Monday, March 29, 2010

Project 12 Rooms in 12 Months (alternate title: Get This $h!t Out of My House)

My best friend once told me, "Free your mind and the rest will follow."

Wait - that wasn't my bf, that was En Vogue.

Regardless (or as they say in the Nebraska, "irregardless" - which, by the way - has now officially become a word due to so many people misusing it. Kind of like the word ain't. Only worse. Because irregardless isn't just slang, it's a contradiction. Ummmmm...perhaps I should have punched the "tangent alert" button here).....

REGARDLESS! No offense to the ladies of En Vogue (or the Cornhusker state), but I think maybe they should have belted out, "Free the rest, and your mind will follow!"

Indeed, you can't pick up a magazine, turn on your tv or surf the interwebs without noticing at least "5 ways to: "declutter," "simplify," or "organize" something or other. I'll stop short of calling it a conspiracy, but clearly, Zen masters and hardcore capitalists alike have secretly aligned to

A) Help us rid our minds of overabundance.


2) Create a demand for high-salaried organizational experts, marketable D-I-Y "work zones" and overpriced containers (dammit, The Container Store, I wish I could quit you!).

With spring cleaning season in full swing, it's game on. Woman's Day has the ladies lingering in the linen closet while Cosmo shares how to prioritize your prophylactics. Family command stations are all the rage in busy households. And apparently there's more than one way to tackle your shelving shortage.

So, I can go two ways on this. I can free my mind, and hope the rest follows (cut to me poolside in a lounger, Jackie O. sunglasses and a large-brimmed hat, holding a margarita); OR, I can buy into this self-improvement, motivational crap and pick a project, hoping freeing myself of material mayhem will induce a state of peaceful bliss.

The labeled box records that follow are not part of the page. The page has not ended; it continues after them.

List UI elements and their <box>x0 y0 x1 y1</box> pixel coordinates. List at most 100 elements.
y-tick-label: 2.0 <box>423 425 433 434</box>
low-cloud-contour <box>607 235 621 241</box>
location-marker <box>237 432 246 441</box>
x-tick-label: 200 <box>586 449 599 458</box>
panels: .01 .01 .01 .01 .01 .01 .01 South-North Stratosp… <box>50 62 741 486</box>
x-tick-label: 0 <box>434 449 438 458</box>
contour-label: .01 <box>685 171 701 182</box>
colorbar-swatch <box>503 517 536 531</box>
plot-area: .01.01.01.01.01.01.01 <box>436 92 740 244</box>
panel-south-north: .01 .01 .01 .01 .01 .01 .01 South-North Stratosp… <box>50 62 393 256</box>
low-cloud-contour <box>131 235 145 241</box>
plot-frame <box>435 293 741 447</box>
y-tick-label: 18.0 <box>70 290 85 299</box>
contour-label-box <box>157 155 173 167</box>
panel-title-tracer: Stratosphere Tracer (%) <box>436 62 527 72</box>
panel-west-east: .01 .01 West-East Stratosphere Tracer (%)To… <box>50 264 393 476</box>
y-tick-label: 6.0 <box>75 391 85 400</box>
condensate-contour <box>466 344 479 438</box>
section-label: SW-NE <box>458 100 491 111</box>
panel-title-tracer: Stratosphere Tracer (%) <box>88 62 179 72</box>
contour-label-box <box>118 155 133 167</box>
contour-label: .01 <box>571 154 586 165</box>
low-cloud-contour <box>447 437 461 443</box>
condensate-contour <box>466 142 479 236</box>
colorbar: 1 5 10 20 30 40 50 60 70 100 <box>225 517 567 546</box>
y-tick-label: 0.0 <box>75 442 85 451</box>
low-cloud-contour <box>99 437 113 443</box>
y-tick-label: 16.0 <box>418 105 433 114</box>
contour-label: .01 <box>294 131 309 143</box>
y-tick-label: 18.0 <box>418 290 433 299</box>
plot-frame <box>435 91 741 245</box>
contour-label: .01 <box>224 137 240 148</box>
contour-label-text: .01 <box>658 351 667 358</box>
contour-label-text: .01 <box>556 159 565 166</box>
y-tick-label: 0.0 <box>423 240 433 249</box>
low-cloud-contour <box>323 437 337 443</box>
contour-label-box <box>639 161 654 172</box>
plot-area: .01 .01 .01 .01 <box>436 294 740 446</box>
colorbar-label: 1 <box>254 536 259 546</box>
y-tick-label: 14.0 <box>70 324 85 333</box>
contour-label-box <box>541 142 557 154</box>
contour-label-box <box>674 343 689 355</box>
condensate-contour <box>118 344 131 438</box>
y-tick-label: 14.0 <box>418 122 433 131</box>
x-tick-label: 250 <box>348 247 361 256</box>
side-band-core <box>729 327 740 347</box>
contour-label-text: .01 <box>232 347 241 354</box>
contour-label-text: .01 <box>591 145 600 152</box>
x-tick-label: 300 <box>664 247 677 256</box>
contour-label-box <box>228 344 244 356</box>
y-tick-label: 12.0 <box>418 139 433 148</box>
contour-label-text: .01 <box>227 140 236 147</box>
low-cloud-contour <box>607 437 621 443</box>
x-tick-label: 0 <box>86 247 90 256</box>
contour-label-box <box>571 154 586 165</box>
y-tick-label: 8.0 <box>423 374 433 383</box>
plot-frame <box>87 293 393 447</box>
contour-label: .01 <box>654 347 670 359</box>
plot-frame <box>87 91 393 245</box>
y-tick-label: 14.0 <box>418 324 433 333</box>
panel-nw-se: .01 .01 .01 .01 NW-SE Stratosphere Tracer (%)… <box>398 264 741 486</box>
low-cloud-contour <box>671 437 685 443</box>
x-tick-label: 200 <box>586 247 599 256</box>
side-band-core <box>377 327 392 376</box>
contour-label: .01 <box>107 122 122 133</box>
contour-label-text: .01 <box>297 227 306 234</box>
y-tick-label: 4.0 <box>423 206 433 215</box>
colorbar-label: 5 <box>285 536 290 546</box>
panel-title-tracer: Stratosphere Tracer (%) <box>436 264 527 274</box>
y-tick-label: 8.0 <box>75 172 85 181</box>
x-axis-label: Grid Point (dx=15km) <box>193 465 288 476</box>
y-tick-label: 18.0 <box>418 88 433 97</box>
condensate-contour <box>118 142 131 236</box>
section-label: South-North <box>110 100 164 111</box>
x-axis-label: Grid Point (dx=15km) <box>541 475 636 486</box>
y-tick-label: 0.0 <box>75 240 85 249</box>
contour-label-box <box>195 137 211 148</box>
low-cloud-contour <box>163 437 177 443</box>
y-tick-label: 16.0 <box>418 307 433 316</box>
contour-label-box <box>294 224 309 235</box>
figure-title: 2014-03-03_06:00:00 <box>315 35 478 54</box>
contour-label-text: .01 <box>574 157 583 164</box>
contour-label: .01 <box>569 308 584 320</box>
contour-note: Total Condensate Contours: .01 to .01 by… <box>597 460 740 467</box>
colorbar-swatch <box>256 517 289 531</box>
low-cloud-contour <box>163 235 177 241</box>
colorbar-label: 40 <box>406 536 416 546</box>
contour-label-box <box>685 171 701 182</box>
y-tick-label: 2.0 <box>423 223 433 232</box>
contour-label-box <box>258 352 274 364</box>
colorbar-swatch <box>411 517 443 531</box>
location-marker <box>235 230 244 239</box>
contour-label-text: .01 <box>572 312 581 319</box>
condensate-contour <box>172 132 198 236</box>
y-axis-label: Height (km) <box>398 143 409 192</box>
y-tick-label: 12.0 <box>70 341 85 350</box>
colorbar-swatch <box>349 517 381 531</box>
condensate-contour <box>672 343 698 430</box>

Any chance I can get the margarita and bliss in the same scenario? Don't mind if I do!

Because I love a challenge...especially one in which I can be held accountable, then blow off, then revamp in order to make it look like it was working for me the whole time - I will make a vow:

I solelmnly swear, to make a conscious, viable effort to declutter, simplify, and organize EVERY ROOM IN MY HOUSE.

That's right. I'm designating 12 areas as "rooms," and will tackle one a month for the next year. I will scrutinize every last piece of paper and unmatched sock in order to purge my packrat tendencies. I'm not a hoarder, by any means. I have given away countless bags of clothes to friends and neighbors, as well as piled clothing, household goods and even furniture onto trucks making the rounds for charity. But alas, The import/export ratio is off. One might think with all the moving around we've done, that we would travel lightly and be done with useless things. In theory, yeah, but with moving comes baggage. Literally. We won't even go there.

The truth is, my mind is in need of major decluttering. Who doesn't feel more peaceful when things are neat and orderly around them? The "organized chaos" I've been living in for the last ten years (okay, twenty) isn't working for me anymore. I want to look at less and feel more. Ooh! That's good. It deserves it's own line.

I want to look at less and feel more.

That's my goal.

Project "12 ROOMS IN 12 MONTHS" begins April 1, 2010. Anyone care to join me? Misery loves compa-- I mean, strength in numbers!